Designed by Henry Nichols Cobb of I.M. Pei and Partners, the Portland Museum of Art is one of the finest examples of Postmodern architecture in Maine and a symbol of the city’s long embrace of the arts.
Portland, Henry Wadsworth Longfellow’s “beautiful city by the sea,” dates its love affair with painting and artists to the 1820s, when the prolific landscape painter Charles Codman made his home there. In the 1840s and 1850s resident artists in Portland included Charles Frederick Kimball, Paul Akers, Harrison Bird Brown, and George Frederick Morse. Soon, in 1864, Portland sugar-refining magnate John Bundy Brown added a wing to his Bramhall Hill mansion featuring his collection of works by Maine artists. In 1882, spurred on by another wealthy businessman, civic luminary and historian James Phinney Baxter and twenty-five other distinguished Portlanders launched the Portland Society of Art. Supporting this effort was Margaret Jane Mussey Sweat, the poet, diarist, and patron of historic preservation who lived in the historic Hugh McLellan mansion (1800–1801) at High and Spring streets in Portland. When Sweat died in 1908, she bequeathed the brick, Federal-style residence to the Society of Art in memory of her late husband, Lorenzo De Medici Sweat. She also left the society funds to build an art gallery on the property. In that same year, Portland architect John Calvin Stevens designed the handsome, five-gallery (plus rotunda), Colonial Revival L.D.M. Sweat Memorial Galleries, whose High Street entrance links it to the McLellan house museum. It opened to the public in 1911.

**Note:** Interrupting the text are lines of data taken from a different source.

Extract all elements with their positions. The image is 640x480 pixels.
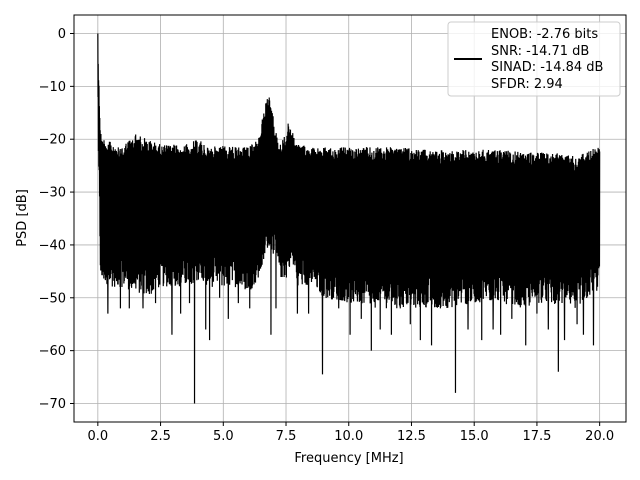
x-tick-label: 2.5 xyxy=(150,429,171,444)
y-tick-label: −50 xyxy=(39,291,66,306)
y-tick-label: −40 xyxy=(39,238,66,253)
legend-line-snr: SNR: -14.71 dB xyxy=(491,44,589,59)
psd-series xyxy=(97,33,601,404)
legend: ENOB: -2.76 bits SNR: -14.71 dB SINAD: -… xyxy=(447,21,621,97)
x-tick-label: 17.5 xyxy=(522,429,551,444)
axes xyxy=(73,14,627,423)
legend-box xyxy=(447,21,621,97)
y-tick-label: −20 xyxy=(39,133,66,148)
x-tick-label: 7.5 xyxy=(276,429,297,444)
y-axis-label: PSD [dB] xyxy=(15,189,30,247)
y-tick-label: 0 xyxy=(58,27,66,42)
x-tick-label: 20.0 xyxy=(585,429,614,444)
legend-line-enob: ENOB: -2.76 bits xyxy=(491,27,598,42)
x-axis-label: Frequency [MHz] xyxy=(294,451,403,466)
plot-frame xyxy=(73,14,627,423)
x-tick-label: 0.0 xyxy=(87,429,108,444)
psd-line xyxy=(97,33,601,404)
x-tick-label: 12.5 xyxy=(397,429,426,444)
x-axis-ticks: 0.0 2.5 5.0 7.5 10.0 12.5 15.0 17.5 20.0 xyxy=(87,422,614,444)
legend-line-sinad: SINAD: -14.84 dB xyxy=(491,60,603,75)
legend-line-sfdr: SFDR: 2.94 xyxy=(491,77,563,92)
y-tick-label: −30 xyxy=(39,186,66,201)
y-axis-ticks: 0 −10 −20 −30 −40 −50 −60 −70 xyxy=(39,27,74,412)
x-tick-label: 15.0 xyxy=(460,429,489,444)
y-tick-label: −70 xyxy=(39,397,66,412)
x-tick-label: 5.0 xyxy=(213,429,234,444)
x-tick-label: 10.0 xyxy=(334,429,363,444)
y-tick-label: −60 xyxy=(39,344,66,359)
y-tick-label: −10 xyxy=(39,80,66,95)
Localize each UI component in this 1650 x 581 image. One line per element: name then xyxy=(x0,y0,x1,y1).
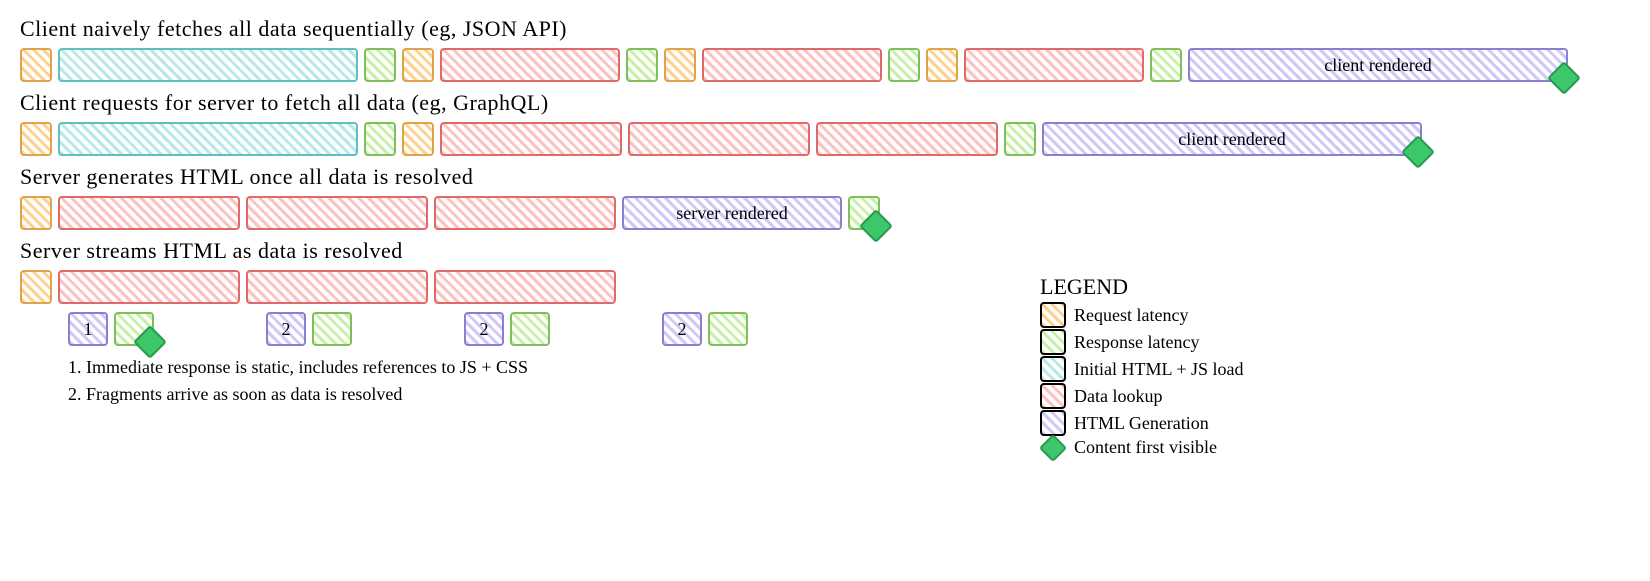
lookup-block xyxy=(964,48,1144,82)
row-title: Server streams HTML as data is resolved xyxy=(20,238,1630,264)
response-block xyxy=(626,48,658,82)
lookup-block xyxy=(702,48,882,82)
lookup-block xyxy=(816,122,998,156)
legend-item: Response latency xyxy=(1040,329,1243,355)
request-block xyxy=(664,48,696,82)
request-block xyxy=(402,122,434,156)
spacer xyxy=(556,329,656,330)
htmlgen-block: 1 xyxy=(68,312,108,346)
row-title: Client requests for server to fetch all … xyxy=(20,90,1630,116)
initial-block xyxy=(58,48,358,82)
response-block xyxy=(1004,122,1036,156)
row-title: Client naively fetches all data sequenti… xyxy=(20,16,1630,42)
row-title: Server generates HTML once all data is r… xyxy=(20,164,1630,190)
footnote: 1. Immediate response is static, include… xyxy=(68,354,1630,381)
response-block xyxy=(848,196,880,230)
request-block xyxy=(20,122,52,156)
request-block xyxy=(20,48,52,82)
legend-item: Content first visible xyxy=(1040,437,1243,458)
block-label: 1 xyxy=(84,319,93,340)
lookup-block xyxy=(440,48,620,82)
legend-label: Content first visible xyxy=(1074,437,1217,458)
legend-title: LEGEND xyxy=(1040,274,1243,300)
lookup-block xyxy=(440,122,622,156)
footnotes: 1. Immediate response is static, include… xyxy=(68,354,1630,408)
lookup-block xyxy=(434,196,616,230)
lookup-block xyxy=(434,270,616,304)
block-label: 2 xyxy=(282,319,291,340)
block-label: server rendered xyxy=(676,203,787,224)
block-label: client rendered xyxy=(1324,55,1431,76)
timeline-row: server rendered xyxy=(20,196,1630,230)
timeline-row: 1 2 2 2 xyxy=(68,312,1630,346)
diamond-icon xyxy=(1039,433,1067,461)
response-block xyxy=(510,312,550,346)
timeline-diagram: Client naively fetches all data sequenti… xyxy=(20,16,1630,408)
htmlgen-block: 2 xyxy=(266,312,306,346)
block-label: 2 xyxy=(678,319,687,340)
request-block xyxy=(20,270,52,304)
legend-item: Data lookup xyxy=(1040,383,1243,409)
legend-label: HTML Generation xyxy=(1074,413,1209,434)
lookup-block xyxy=(58,196,240,230)
request-block xyxy=(926,48,958,82)
lookup-block xyxy=(246,196,428,230)
request-block xyxy=(402,48,434,82)
htmlgen-block: client rendered xyxy=(1188,48,1568,82)
timeline-row: client rendered xyxy=(20,122,1630,156)
legend-item: HTML Generation xyxy=(1040,410,1243,436)
lookup-block xyxy=(628,122,810,156)
htmlgen-block: client rendered xyxy=(1042,122,1422,156)
legend-label: Response latency xyxy=(1074,332,1199,353)
response-block xyxy=(708,312,748,346)
htmlgen-block: server rendered xyxy=(622,196,842,230)
legend-swatch xyxy=(1040,356,1066,382)
timeline-row xyxy=(20,270,1630,304)
footnote: 2. Fragments arrive as soon as data is r… xyxy=(68,381,1630,408)
lookup-block xyxy=(246,270,428,304)
timeline-row: client rendered xyxy=(20,48,1630,82)
legend-item: Request latency xyxy=(1040,302,1243,328)
response-block xyxy=(888,48,920,82)
initial-block xyxy=(58,122,358,156)
response-block xyxy=(364,48,396,82)
spacer xyxy=(160,329,260,330)
request-block xyxy=(20,196,52,230)
response-block xyxy=(312,312,352,346)
response-block xyxy=(114,312,154,346)
legend-swatch xyxy=(1040,383,1066,409)
legend: LEGEND Request latency Response latency Ini… xyxy=(1040,274,1243,459)
legend-swatch xyxy=(1040,410,1066,436)
response-block xyxy=(1150,48,1182,82)
legend-swatch xyxy=(1040,329,1066,355)
legend-label: Request latency xyxy=(1074,305,1188,326)
htmlgen-block: 2 xyxy=(662,312,702,346)
response-block xyxy=(364,122,396,156)
block-label: client rendered xyxy=(1178,129,1285,150)
legend-label: Data lookup xyxy=(1074,386,1162,407)
legend-label: Initial HTML + JS load xyxy=(1074,359,1243,380)
legend-swatch xyxy=(1040,302,1066,328)
block-label: 2 xyxy=(480,319,489,340)
spacer xyxy=(358,329,458,330)
htmlgen-block: 2 xyxy=(464,312,504,346)
lookup-block xyxy=(58,270,240,304)
legend-item: Initial HTML + JS load xyxy=(1040,356,1243,382)
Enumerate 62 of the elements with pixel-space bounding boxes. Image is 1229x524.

In 1976 businessman Charles Shipman Payson, a collector of the work of Maine painter Winslow Homer, was persuaded to not only give his Homer collection to the museum, but also to make a five-million-dollar gift to what was now called the Portland Museum of Art for a major expansion. The museum board purchased a corner site on Congress Square and High Street, adjoining the Sweat Museum and McClellan Mansion, and selected Henry Cobb as architect. A partner with I.M. Pei in designing the East Building of the National Gallery of Art in Washington, D.C., Cobb was part of a generation of modernists who, inspired by the work of Louis I. Kahn, reacted against what they perceived to be the sterility of the International Style. Along with postmodernist architects like Denise Scott Brown and Robert Venturi, Cobb introduced historicist elements to buildings that were otherwise clearly modernist. Cobb’s impressive design for the Portland Museum is a bold postmodern composition of brick and conventional architectural forms like arches and piers.
Faced with conjoining old and new, Cobb designed a bold brick edifice fronting Congress Street, a brick pile looming sixty-feet high and 120-feet wide. Closer inspection reveals that the massive, rectangular brick wall (or facade) consists of four stories and four fairly symmetrical bays, the stories marked by narrow, whitish brick stringcourses and each bay by an arched window on the second story and a window opening on the third. On the fourth story, the bay is marked by a large circular formation that consists of an inverted blind brick arch (or semicircle) over which sits a large open arch, the latter part of a giant, freestanding parapet seated atop the stunning museum edifice. The large, left-oriented, street-level entranceway is complemented by an arcaded, street level loggia that adds further character to Cobb’s postmodernist creation. Cobb designed the brick facade, in particular, to respect the museum’s context in Portland’s historic, post-1866 Victorian downtown, linking it to the commercial buildings along Congress Street as well as the museum’s Federal and Colonial Revival buildings along Spring Street. The overall composition of the brick and arch design motif interfaces gracefully with the adjoining historicism of the McLellan house and Stevens’s Sweat Memorial building.
Cobb’s design gave the museum a prominent public face, along with an additional twenty thousand square feet of gallery space, a two-hundred-seat auditorium, a museum shop, administrative offices, meeting rooms, and work rooms. The building’s final cost was $10.5 million. Visitors enter a great hall—a naturally illuminated atrium—that is surrounded by three floors of naturally lighted galleries. Called the Payson Wing after its chief benefactor, the newly enlarged Portland Museum of Art opened in May 1983. A popular part of Portland’s arts scene, the museum regularly features exhibits of art from Maine and around the world.
References
Shettleworth, Earl G. Jr. A Short History of the Portland Museum of Art. Unpublished manuscript, 2010. Maine Historic Preservation Commission Library, Augusta, Maine.